Meagan Work is charged with tampering with evidence and injury to a child. Both charges were filed after Work's son, Colton Turner, was found in a shallow grave in 2014.
This time Work’s attorneys hope to convince a district court judge to toss out statements she made to police regarding the disappearance of her son. They said because she wasn't arraigned within 48 hours of her arrest, she was being held illegally.
“They didn't comply with the law and that renders her statements inadmissible and the question now is going to be which statements,” said defense attorney Ariel Payan.
In 2016, Texas' Third Criminal Court of Appeals overturned the district court’s decision to throw out Work's statement. Now a district court judge is looking into how to apply the third court's ruling.

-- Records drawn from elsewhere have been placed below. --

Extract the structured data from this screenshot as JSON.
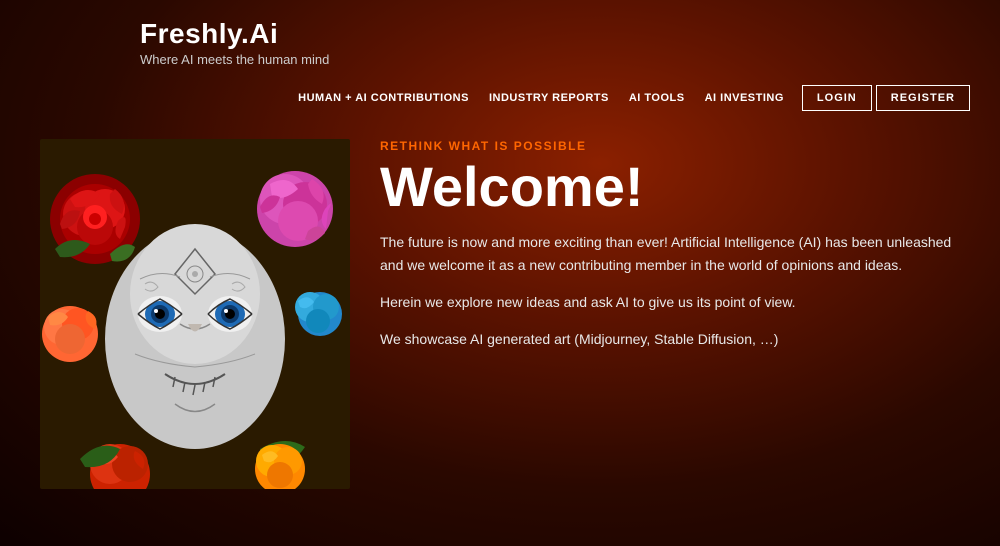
{
  "site": {
    "title": "Freshly.Ai",
    "tagline": "Where AI meets the human mind"
  },
  "nav": {
    "links": [
      {
        "label": "HUMAN + AI CONTRIBUTIONS",
        "href": "#"
      },
      {
        "label": "INDUSTRY REPORTS",
        "href": "#"
      },
      {
        "label": "AI TOOLS",
        "href": "#"
      },
      {
        "label": "AI INVESTING",
        "href": "#"
      }
    ],
    "login_label": "LOGIN",
    "register_label": "REGISTER"
  },
  "hero": {
    "eyebrow": "RETHINK WHAT IS POSSIBLE",
    "heading": "Welcome!",
    "paragraph1": "The future is now and more exciting than ever!  Artificial Intelligence (AI) has been unleashed and we welcome it as a new contributing member in the world of opinions and ideas.",
    "paragraph2": "Herein we explore new ideas and ask AI to give us its point of view.",
    "paragraph3": "We showcase AI generated art (Midjourney, Stable Diffusion, …)"
  },
  "colors": {
    "accent": "#ff6600",
    "background": "#1a0000",
    "text_primary": "#ffffff",
    "text_secondary": "#e8e8e8",
    "nav_border": "#ffffff"
  }
}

“Whatever he decides now, if he suppresses any of the statements, some of those statements were used to get search warrants. If he suppresses those particular statements, then, obviously, those search warrants become questionable and so we would have to challenge those as well,” Payan said.

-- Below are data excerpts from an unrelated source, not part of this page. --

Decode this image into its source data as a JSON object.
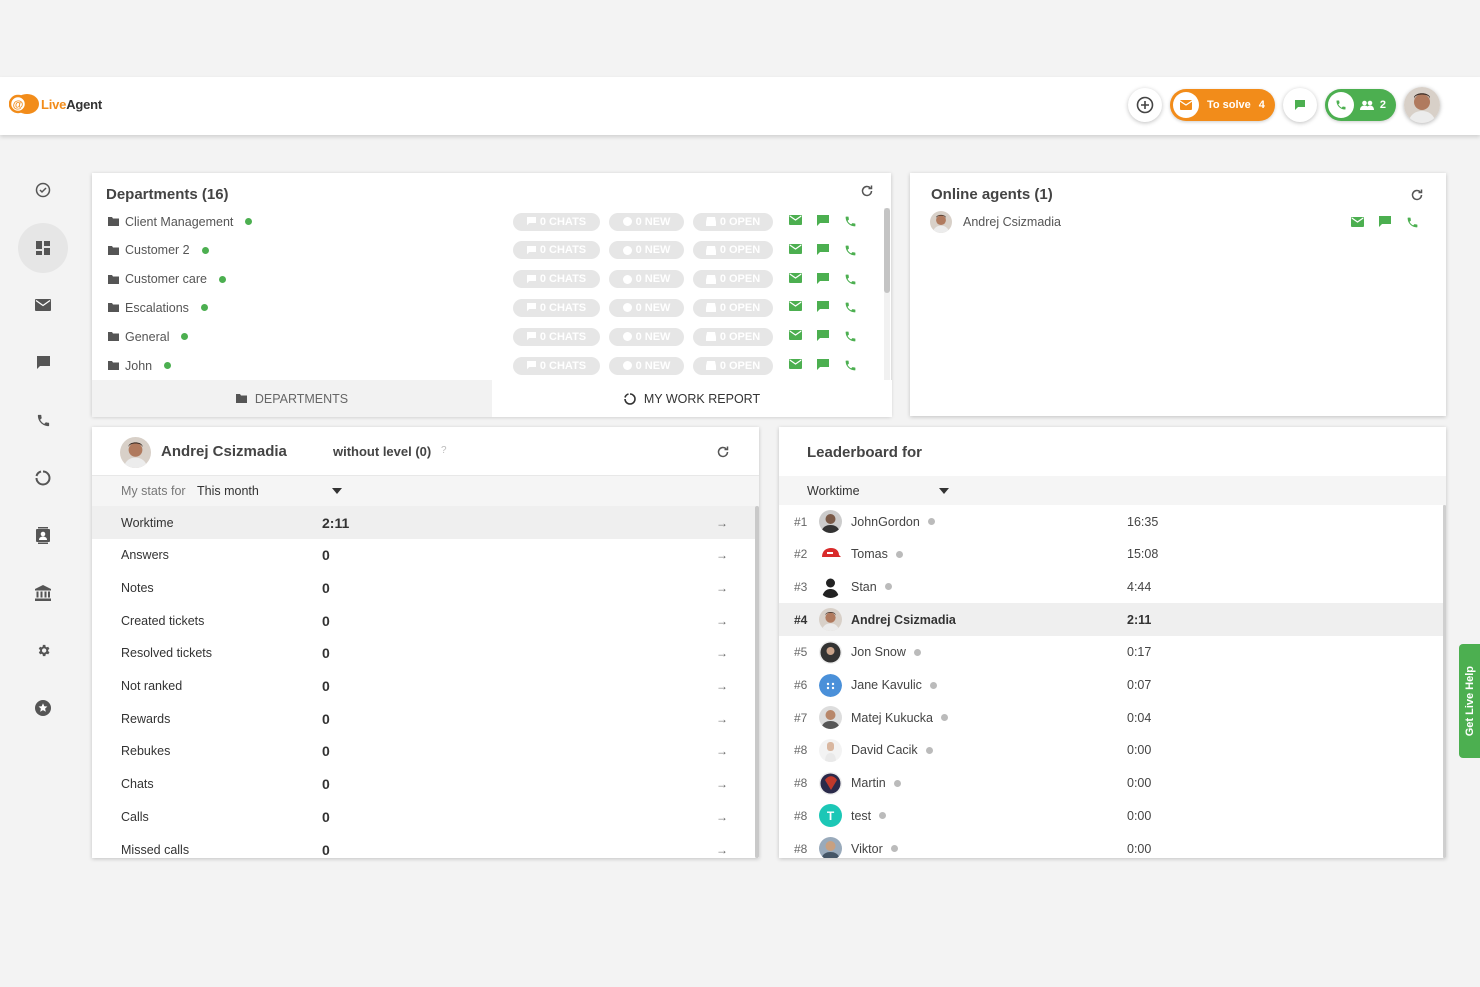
{
  "header": {
    "logo_live": "Live",
    "logo_agent": "Agent",
    "to_solve_label": "To solve",
    "to_solve_count": "4",
    "agents_online_count": "2"
  },
  "departments": {
    "title": "Departments (16)",
    "items": [
      {
        "name": "Client Management",
        "chats": "0 CHATS",
        "new": "0 NEW",
        "open": "0 OPEN"
      },
      {
        "name": "Customer 2",
        "chats": "0 CHATS",
        "new": "0 NEW",
        "open": "0 OPEN"
      },
      {
        "name": "Customer care",
        "chats": "0 CHATS",
        "new": "0 NEW",
        "open": "0 OPEN"
      },
      {
        "name": "Escalations",
        "chats": "0 CHATS",
        "new": "0 NEW",
        "open": "0 OPEN"
      },
      {
        "name": "General",
        "chats": "0 CHATS",
        "new": "0 NEW",
        "open": "0 OPEN"
      },
      {
        "name": "John",
        "chats": "0 CHATS",
        "new": "0 NEW",
        "open": "0 OPEN"
      }
    ],
    "tab_departments": "DEPARTMENTS",
    "tab_work_report": "MY WORK REPORT"
  },
  "online_agents": {
    "title": "Online agents (1)",
    "agents": [
      {
        "name": "Andrej Csizmadia"
      }
    ]
  },
  "my_stats": {
    "agent_name": "Andrej Csizmadia",
    "level": "without level (0)",
    "help_mark": "?",
    "stats_for_label": "My stats for",
    "period": "This month",
    "rows": [
      {
        "label": "Worktime",
        "value": "2:11"
      },
      {
        "label": "Answers",
        "value": "0"
      },
      {
        "label": "Notes",
        "value": "0"
      },
      {
        "label": "Created tickets",
        "value": "0"
      },
      {
        "label": "Resolved tickets",
        "value": "0"
      },
      {
        "label": "Not ranked",
        "value": "0"
      },
      {
        "label": "Rewards",
        "value": "0"
      },
      {
        "label": "Rebukes",
        "value": "0"
      },
      {
        "label": "Chats",
        "value": "0"
      },
      {
        "label": "Calls",
        "value": "0"
      },
      {
        "label": "Missed calls",
        "value": "0"
      }
    ]
  },
  "leaderboard": {
    "title": "Leaderboard for",
    "metric": "Worktime",
    "rows": [
      {
        "rank": "#1",
        "name": "JohnGordon",
        "value": "16:35"
      },
      {
        "rank": "#2",
        "name": "Tomas",
        "value": "15:08"
      },
      {
        "rank": "#3",
        "name": "Stan",
        "value": "4:44"
      },
      {
        "rank": "#4",
        "name": "Andrej Csizmadia",
        "value": "2:11"
      },
      {
        "rank": "#5",
        "name": "Jon Snow",
        "value": "0:17"
      },
      {
        "rank": "#6",
        "name": "Jane Kavulic",
        "value": "0:07"
      },
      {
        "rank": "#7",
        "name": "Matej Kukucka",
        "value": "0:04"
      },
      {
        "rank": "#8",
        "name": "David Cacik",
        "value": "0:00"
      },
      {
        "rank": "#8",
        "name": "Martin",
        "value": "0:00"
      },
      {
        "rank": "#8",
        "name": "test",
        "value": "0:00"
      },
      {
        "rank": "#8",
        "name": "Viktor",
        "value": "0:00"
      }
    ],
    "test_initial": "T"
  },
  "help_tab": "Get Live Help",
  "colors": {
    "brand_orange": "#f28c1a",
    "online_green": "#4caf50",
    "icon_gray": "#555555"
  }
}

Defense lawyers also claim Work's DNA, truck and phones were seized before she was told she was under arrest. That too, they say, should make the evidence inadmissible.
“How are you taking her car if she wasn't driving it and she wasn't under arrest at the time you took it? So that's quite a big step for law enforcement to take and not one that's legal,” said Payan.
Also mentioned in court Tuesday was how the Cedar Park police investigator who interviewed Work conducted himself. That is the same investigator who helped during the Greg Kelley case. Kelley was convicted, but his case has been sent to the Court of Criminal Appeals after a newly appointed District Attorney agreed he was unfairly investigated. Work's lawyers said because of that, they will bring up new questions about the fairness of her investigation.
“Certainly, when you have an individual who investigates offenses in a certain way, that should be relevant to how they conducted themselves in your particular case. So, yeah, that's pretty likely,” Payan said.
Meanwhile, Michael Turner, who was dating Work at the time of Colton’s death, pleaded to two counts of tampering with physical evidence and one count of reckless injury to a child by omission. He was sentenced to 20 years in prison.
The judge is expected to make a decision on the motion to suppress March 21. Work's trial begins May 7.